I'm sure it was weird enough bringing up mixed, Anglophone kids in a tiny Alberta town, without much of a father figure in his own life to riff off. I'm sure the combination of distance relationships with all of us and never ending gig-life got old after a while. I don't want to delve too much into private detail, but over the years, especially since my parents' divorce (I was 13, Josh was 9), our relationship with my dad became estranged. My mom went back to work and began to support us herself (with Grandpa's ever-solid help in many forms, as we moved in with my grandparents), so she became our main provider on top of our main life correspondent. Dad continued to leave town for work, so our meet ups with him became a kind of diminished routine--he wanted to bond more with us and be a more confident father figure; we didn't feel like he knew us enough to let him into our lives beyond just the surface, sometimes not even at all. It's crazy to think: we've been dancing around this conundrum for 20 years or more.

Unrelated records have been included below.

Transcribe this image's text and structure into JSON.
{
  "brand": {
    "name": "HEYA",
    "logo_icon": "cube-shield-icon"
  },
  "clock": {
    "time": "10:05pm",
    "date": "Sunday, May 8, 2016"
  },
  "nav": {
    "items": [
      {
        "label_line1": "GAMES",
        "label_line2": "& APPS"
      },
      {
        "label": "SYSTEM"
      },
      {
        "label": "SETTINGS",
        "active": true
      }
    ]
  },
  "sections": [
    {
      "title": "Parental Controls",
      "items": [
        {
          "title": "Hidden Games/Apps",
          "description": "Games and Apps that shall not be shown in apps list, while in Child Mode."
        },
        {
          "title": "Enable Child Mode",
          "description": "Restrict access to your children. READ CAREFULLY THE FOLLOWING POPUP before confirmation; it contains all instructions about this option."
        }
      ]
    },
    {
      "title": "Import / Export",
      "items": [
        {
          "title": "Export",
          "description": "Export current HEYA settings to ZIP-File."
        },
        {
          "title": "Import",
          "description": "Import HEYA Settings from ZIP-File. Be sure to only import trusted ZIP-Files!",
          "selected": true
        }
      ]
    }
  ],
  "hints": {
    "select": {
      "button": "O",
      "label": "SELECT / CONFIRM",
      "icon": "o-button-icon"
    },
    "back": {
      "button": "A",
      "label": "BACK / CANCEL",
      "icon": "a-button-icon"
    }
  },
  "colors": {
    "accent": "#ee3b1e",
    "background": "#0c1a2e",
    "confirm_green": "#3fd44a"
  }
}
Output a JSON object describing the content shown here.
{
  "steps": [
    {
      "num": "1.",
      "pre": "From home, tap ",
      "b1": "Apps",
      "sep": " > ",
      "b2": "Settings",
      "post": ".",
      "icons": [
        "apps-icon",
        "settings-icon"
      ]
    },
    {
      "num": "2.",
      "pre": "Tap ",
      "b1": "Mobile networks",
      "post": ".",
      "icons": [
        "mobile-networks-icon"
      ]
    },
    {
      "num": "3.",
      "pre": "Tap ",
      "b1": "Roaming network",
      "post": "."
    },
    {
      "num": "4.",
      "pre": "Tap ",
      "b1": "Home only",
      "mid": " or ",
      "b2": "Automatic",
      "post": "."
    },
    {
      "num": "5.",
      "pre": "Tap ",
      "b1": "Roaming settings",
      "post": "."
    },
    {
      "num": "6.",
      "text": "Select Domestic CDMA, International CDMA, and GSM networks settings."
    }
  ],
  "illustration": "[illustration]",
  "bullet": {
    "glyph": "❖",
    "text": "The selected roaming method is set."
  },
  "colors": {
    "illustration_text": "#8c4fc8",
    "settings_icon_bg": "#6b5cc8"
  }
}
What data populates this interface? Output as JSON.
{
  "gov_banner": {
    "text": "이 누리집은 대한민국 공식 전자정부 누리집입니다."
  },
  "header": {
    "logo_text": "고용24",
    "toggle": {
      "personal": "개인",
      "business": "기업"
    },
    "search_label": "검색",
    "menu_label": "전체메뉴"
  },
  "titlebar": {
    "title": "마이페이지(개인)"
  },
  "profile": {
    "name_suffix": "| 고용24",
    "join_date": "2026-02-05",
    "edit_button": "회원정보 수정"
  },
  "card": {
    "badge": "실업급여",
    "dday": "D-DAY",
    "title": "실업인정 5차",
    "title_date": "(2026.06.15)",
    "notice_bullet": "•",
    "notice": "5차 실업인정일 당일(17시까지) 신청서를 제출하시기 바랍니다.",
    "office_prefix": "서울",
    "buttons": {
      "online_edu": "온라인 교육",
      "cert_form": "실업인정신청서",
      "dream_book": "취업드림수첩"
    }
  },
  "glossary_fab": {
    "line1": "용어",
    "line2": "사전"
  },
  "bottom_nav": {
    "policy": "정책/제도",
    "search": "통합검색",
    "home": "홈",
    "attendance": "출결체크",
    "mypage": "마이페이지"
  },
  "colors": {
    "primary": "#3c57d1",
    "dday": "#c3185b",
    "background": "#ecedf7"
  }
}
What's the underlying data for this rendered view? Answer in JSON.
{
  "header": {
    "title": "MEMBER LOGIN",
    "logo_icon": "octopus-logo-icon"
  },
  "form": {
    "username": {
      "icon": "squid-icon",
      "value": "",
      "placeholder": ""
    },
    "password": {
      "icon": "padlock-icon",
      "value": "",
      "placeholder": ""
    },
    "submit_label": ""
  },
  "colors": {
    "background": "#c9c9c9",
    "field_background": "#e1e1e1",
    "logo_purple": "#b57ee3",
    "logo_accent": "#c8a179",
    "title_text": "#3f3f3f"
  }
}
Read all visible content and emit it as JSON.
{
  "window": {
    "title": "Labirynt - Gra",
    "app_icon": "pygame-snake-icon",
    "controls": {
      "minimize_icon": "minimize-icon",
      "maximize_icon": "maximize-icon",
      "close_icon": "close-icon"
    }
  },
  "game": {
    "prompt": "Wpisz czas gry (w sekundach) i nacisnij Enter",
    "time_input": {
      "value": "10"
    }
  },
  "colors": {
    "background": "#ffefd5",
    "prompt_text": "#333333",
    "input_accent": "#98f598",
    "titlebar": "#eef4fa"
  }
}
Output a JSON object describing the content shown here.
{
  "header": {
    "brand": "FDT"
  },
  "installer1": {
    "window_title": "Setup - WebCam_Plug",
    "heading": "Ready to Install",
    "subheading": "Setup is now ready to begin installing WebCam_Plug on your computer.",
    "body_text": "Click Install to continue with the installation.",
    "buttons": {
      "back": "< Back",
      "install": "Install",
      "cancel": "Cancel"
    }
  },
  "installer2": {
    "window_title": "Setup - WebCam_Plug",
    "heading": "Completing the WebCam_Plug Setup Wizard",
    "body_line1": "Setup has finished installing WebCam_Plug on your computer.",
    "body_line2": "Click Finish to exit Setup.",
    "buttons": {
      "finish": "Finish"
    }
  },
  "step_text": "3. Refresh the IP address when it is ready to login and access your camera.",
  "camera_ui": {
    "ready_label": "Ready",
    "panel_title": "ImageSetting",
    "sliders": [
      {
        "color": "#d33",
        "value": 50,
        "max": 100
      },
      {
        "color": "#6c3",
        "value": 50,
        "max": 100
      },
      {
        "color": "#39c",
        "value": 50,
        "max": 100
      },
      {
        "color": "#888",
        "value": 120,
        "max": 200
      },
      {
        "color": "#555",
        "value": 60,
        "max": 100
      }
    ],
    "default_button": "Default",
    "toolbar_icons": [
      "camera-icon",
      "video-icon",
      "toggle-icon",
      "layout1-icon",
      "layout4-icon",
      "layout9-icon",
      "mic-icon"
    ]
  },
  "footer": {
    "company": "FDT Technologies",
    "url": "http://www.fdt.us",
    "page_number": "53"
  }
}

This year, my dad and I have become friends again. It wasn't forced, and it still isn't perfect. The topics on which we really bond kind of just fell into our laps. He has started to open up about his life in the Philippines and his travels pre-marriages. We talk about music and food, and updates on some of the people I used to bring to his Edmonton pub gigs (free wings, shots, and Dad songs are things my Alberta peeps know well). The other day I tried to tell him about my Trader Joe's canned jackfruit in brine. He explained that he used to eat jackfruit everyday in the Philippines ("for dinner or dessert!"). He tells me his newest health tips (some are well known, some are definitely outliers), and I laugh to myself because I'm healthy as f**k and he still eats at McDonald's on "treat days". But he definitely knows enough to still be fully mobile and have his wits about him. He turned 72 yesterday. His singing voice and guitar playing haven't changed. He's given me some vocal warmups and karaoke tracks. He sends me recordings and videos of his favorite singers. He tells me I should play guitar--as more of a command than a suggestion. We'll see. I've managed to pick up a ukulele two days in a row so that's something.
Dad stuff has always been complicated for me. But as I dig through my past and acknowledge big and small details of my life, and as COVID-19 lockdown procedures shut me in with my thoughts, I start to glow with appreciation for the little things, and the intentions behind them. I'm opening up to the things my dad has to teach me, however difficult (or late).